Quando Kundry giunge sulla scena si toglie dal seno una fiala, portata - dice - dall’Arabia e contenente un balsamo per la ferita di Amfortas, re del Graal, ferita inguaribile e che lo fa soffrire terribilmente.

Passa, intanto, adagiato su una lettiga, il re ammalato: egli viene condotto a fare il quotidiano bagno nel vicino lago dove due cigni, nuotando, trasformano l’acqua in una lozione lenitiva. Amfortas ringrazia Kundry ed esprime la convinzione che non guarirà fino a quando non giungerà il salvatore preannunciato dal Graal: il “puro folle, illuminato dalla pietà”. Amfortas, però, è convinto che la morte giungerà prima della guarigione.

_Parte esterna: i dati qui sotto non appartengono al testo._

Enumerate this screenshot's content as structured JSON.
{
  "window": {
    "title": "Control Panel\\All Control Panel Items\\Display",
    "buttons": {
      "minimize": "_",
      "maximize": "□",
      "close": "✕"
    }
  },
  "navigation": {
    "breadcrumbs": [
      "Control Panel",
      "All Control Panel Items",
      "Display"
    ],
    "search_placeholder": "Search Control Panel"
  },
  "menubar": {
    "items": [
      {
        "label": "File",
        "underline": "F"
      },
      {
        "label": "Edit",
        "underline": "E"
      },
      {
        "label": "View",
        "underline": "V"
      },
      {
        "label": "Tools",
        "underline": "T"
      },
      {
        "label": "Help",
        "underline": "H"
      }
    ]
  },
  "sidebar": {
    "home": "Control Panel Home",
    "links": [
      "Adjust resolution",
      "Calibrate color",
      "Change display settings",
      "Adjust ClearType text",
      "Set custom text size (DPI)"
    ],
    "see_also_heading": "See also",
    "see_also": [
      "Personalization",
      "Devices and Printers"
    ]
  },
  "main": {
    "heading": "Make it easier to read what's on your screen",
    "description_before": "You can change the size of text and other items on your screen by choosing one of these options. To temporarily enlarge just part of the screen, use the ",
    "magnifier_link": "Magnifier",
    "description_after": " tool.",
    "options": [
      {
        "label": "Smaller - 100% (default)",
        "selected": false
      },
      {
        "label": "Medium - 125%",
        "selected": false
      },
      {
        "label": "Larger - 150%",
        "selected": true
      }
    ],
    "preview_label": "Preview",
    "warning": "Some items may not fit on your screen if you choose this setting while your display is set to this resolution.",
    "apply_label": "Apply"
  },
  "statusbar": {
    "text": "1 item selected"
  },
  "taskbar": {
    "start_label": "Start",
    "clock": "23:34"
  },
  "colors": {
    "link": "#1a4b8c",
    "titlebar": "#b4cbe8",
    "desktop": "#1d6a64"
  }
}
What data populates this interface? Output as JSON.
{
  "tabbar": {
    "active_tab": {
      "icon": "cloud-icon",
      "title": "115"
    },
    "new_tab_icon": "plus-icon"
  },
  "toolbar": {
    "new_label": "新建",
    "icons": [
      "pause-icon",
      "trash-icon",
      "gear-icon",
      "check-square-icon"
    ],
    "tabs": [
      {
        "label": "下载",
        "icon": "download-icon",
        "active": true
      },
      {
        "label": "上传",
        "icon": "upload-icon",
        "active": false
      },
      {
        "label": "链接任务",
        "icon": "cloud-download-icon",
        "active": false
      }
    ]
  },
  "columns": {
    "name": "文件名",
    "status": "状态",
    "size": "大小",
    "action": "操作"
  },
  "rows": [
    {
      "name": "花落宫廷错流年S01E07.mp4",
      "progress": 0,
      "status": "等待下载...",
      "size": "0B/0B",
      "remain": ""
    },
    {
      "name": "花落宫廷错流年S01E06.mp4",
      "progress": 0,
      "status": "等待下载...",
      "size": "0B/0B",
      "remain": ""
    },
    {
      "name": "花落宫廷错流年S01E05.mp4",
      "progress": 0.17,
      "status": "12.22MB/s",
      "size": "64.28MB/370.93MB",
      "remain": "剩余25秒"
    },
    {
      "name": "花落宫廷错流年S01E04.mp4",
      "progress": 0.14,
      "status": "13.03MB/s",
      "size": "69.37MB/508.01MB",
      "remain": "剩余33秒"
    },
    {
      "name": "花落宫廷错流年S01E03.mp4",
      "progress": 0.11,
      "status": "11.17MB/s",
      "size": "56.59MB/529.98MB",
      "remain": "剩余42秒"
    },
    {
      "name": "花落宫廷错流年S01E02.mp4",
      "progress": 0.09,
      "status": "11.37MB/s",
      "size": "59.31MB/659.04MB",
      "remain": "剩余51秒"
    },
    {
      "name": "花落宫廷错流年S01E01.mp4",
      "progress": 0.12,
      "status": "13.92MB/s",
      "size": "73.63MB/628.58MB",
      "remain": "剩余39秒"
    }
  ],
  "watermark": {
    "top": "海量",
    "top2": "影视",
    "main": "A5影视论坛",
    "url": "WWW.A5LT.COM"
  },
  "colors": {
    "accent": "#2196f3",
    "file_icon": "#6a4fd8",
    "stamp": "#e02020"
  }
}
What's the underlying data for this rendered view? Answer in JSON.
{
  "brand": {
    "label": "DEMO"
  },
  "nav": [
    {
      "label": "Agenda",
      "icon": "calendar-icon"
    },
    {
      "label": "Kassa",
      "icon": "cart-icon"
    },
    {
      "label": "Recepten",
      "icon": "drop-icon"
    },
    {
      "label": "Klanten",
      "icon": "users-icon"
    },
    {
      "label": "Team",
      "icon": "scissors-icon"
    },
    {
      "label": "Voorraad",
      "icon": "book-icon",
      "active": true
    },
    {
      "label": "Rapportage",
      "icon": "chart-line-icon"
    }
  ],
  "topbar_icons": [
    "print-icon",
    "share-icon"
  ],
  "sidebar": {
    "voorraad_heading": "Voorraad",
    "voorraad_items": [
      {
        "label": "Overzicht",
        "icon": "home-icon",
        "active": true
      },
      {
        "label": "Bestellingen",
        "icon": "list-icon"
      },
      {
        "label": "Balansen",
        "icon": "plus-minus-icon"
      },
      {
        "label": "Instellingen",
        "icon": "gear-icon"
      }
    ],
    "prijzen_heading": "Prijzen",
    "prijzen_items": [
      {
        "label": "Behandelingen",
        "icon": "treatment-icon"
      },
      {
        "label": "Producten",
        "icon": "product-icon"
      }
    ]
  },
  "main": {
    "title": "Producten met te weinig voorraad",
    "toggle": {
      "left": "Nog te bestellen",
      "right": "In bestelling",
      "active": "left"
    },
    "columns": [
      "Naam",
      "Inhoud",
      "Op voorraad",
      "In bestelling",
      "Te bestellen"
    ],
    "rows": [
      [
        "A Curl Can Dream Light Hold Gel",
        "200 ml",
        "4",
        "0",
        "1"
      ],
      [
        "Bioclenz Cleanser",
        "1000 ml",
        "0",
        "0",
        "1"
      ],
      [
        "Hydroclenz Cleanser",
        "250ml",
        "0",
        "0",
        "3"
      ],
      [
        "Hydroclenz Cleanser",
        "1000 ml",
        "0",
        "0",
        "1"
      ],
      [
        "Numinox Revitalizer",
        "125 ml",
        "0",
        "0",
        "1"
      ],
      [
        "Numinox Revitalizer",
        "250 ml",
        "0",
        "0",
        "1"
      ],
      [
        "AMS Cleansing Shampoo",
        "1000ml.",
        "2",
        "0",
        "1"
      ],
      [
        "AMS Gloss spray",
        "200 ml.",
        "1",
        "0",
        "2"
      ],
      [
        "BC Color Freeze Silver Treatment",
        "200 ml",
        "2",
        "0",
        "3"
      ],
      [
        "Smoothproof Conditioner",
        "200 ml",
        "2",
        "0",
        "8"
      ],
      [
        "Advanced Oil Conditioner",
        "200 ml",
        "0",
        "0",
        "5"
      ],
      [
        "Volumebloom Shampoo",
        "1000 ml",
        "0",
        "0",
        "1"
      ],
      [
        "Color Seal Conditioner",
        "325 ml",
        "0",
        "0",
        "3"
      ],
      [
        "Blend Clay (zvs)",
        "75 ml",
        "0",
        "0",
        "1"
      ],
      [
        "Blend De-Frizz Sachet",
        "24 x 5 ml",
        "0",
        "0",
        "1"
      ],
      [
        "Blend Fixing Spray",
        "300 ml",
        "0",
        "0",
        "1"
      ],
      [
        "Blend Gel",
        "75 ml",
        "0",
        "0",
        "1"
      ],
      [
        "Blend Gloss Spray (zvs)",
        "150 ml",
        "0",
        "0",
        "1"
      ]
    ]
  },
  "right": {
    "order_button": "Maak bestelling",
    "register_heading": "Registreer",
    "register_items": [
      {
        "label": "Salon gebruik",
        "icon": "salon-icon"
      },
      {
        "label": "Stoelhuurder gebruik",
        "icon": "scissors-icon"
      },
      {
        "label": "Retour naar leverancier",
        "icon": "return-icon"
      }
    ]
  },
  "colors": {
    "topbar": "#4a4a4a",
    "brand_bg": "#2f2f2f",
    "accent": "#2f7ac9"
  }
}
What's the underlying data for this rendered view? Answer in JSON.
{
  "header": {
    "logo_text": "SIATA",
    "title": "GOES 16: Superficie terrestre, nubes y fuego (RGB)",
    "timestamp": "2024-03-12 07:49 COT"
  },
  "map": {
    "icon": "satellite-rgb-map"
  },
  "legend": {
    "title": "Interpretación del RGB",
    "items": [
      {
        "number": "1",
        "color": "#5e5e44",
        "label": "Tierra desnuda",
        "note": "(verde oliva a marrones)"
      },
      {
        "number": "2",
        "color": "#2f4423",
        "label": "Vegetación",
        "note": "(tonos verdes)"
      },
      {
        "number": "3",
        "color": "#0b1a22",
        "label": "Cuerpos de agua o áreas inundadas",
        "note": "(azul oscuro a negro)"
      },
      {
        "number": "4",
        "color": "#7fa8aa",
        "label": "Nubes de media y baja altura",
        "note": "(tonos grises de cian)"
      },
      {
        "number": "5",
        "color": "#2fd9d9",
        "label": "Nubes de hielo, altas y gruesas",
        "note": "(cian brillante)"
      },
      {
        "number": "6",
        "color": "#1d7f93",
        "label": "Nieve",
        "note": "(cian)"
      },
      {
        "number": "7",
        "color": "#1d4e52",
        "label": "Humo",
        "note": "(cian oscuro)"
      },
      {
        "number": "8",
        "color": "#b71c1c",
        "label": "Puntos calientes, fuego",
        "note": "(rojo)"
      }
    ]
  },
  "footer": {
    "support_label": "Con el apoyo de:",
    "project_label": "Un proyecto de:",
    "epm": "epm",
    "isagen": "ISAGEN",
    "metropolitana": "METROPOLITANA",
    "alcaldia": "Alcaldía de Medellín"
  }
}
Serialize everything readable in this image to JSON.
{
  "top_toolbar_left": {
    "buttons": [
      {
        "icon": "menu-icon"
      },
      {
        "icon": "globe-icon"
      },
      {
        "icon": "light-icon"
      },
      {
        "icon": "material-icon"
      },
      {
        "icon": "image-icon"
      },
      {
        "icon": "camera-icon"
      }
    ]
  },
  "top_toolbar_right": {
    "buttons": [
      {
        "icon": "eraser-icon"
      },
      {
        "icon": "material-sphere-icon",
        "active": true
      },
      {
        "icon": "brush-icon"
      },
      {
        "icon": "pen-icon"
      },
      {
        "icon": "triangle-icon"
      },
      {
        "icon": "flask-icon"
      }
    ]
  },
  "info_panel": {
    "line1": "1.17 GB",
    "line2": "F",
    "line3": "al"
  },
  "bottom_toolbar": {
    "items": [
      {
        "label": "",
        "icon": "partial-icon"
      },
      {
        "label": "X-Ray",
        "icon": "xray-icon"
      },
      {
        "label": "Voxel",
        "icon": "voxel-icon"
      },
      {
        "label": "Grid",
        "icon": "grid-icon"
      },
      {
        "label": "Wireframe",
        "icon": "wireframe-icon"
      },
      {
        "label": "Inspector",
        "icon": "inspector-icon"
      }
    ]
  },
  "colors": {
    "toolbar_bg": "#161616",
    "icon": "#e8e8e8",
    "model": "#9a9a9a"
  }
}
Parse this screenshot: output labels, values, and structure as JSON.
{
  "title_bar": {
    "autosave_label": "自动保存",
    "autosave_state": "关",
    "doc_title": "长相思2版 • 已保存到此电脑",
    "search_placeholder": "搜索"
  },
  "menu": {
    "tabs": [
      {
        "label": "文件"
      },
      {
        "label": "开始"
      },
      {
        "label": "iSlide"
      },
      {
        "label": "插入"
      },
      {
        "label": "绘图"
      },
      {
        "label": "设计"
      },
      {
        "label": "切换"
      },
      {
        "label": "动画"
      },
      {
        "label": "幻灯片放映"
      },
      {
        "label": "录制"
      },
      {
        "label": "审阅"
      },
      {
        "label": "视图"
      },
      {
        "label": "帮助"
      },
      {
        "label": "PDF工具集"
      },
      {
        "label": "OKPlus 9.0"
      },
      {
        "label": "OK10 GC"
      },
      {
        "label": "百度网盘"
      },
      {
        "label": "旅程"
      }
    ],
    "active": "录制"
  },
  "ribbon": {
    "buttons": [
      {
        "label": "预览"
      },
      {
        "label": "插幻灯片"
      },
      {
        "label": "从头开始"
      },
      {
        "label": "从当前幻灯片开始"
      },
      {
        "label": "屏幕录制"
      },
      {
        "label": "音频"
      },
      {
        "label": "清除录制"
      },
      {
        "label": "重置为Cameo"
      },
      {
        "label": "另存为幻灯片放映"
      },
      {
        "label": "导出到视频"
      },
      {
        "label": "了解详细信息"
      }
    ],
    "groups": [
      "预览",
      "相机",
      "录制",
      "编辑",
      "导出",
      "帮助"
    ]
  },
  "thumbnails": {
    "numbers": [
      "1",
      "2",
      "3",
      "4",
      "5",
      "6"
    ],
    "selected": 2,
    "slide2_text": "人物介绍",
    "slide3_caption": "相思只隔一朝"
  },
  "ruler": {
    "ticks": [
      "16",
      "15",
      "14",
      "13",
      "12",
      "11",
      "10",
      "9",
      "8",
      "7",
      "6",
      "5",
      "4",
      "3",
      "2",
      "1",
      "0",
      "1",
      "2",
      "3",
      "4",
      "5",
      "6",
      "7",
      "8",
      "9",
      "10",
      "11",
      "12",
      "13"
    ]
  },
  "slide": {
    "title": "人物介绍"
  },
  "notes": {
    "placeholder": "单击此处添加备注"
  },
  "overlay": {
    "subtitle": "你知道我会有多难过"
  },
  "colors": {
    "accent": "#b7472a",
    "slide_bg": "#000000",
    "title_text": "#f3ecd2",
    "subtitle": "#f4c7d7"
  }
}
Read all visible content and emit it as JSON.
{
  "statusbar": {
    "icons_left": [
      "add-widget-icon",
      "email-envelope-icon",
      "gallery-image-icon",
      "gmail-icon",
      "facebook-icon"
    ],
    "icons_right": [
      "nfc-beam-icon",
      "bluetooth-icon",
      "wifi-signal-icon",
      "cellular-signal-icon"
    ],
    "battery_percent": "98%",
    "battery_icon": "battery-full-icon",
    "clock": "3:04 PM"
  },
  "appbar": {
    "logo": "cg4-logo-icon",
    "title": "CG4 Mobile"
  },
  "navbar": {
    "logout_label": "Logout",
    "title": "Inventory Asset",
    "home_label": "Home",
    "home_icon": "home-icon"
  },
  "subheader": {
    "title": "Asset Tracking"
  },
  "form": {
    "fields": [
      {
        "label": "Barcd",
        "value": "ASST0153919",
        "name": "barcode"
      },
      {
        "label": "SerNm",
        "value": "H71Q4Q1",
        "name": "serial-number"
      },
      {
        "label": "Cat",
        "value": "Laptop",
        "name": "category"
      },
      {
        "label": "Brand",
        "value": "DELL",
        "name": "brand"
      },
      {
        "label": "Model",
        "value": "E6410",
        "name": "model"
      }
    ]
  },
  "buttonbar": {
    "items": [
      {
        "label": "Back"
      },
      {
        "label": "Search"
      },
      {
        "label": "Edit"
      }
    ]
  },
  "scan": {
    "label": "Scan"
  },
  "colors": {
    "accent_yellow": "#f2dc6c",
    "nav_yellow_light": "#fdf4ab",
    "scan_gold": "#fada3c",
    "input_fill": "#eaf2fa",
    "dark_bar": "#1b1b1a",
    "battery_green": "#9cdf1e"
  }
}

Il re viene fatto proseguire e quattro giovani Cavalieri circondano Gurnemanz, pregandolo di raccontare la storia del Graal e della ferita di Amfortas.

 

Sedutisi tutti sotto l’albero, Gurnemanz racconta che la notte in cui consumò l’ultima cena con i discepoli, nostro Signore e Salvatore, Gesù Cristo, bevve il vino in un calice nel quale fu poi raccolto il sangue sgorgato dalle Sue ferite allorché fu crocifisso. Questo calice e la lancia insanguinata che Gli trafisse il costato furono portati in salvo da Giuseppe di Arimatea attraverso numerose peripezie, persecuzioni e pericoli e la sua custodia fu, poi, assunta dagli Angeli fino a quando un messaggero mistico apparve a Titurel - padre di Amfortas - ingiungendogli di costruire un castello inviolabile per conservarvi le preziose reliquie. Sorse così, su un’alta montagna, il Castello di Monte Salvato ed ivi furono custoditi i due sacri oggetti sotto la sorveglianza di Titurel e di un gruppo di santi e casti cavalieri che egli aveva a tale scopo radunati. Il luogo divenne un centro da cui emanavano potenti influenze spirituali.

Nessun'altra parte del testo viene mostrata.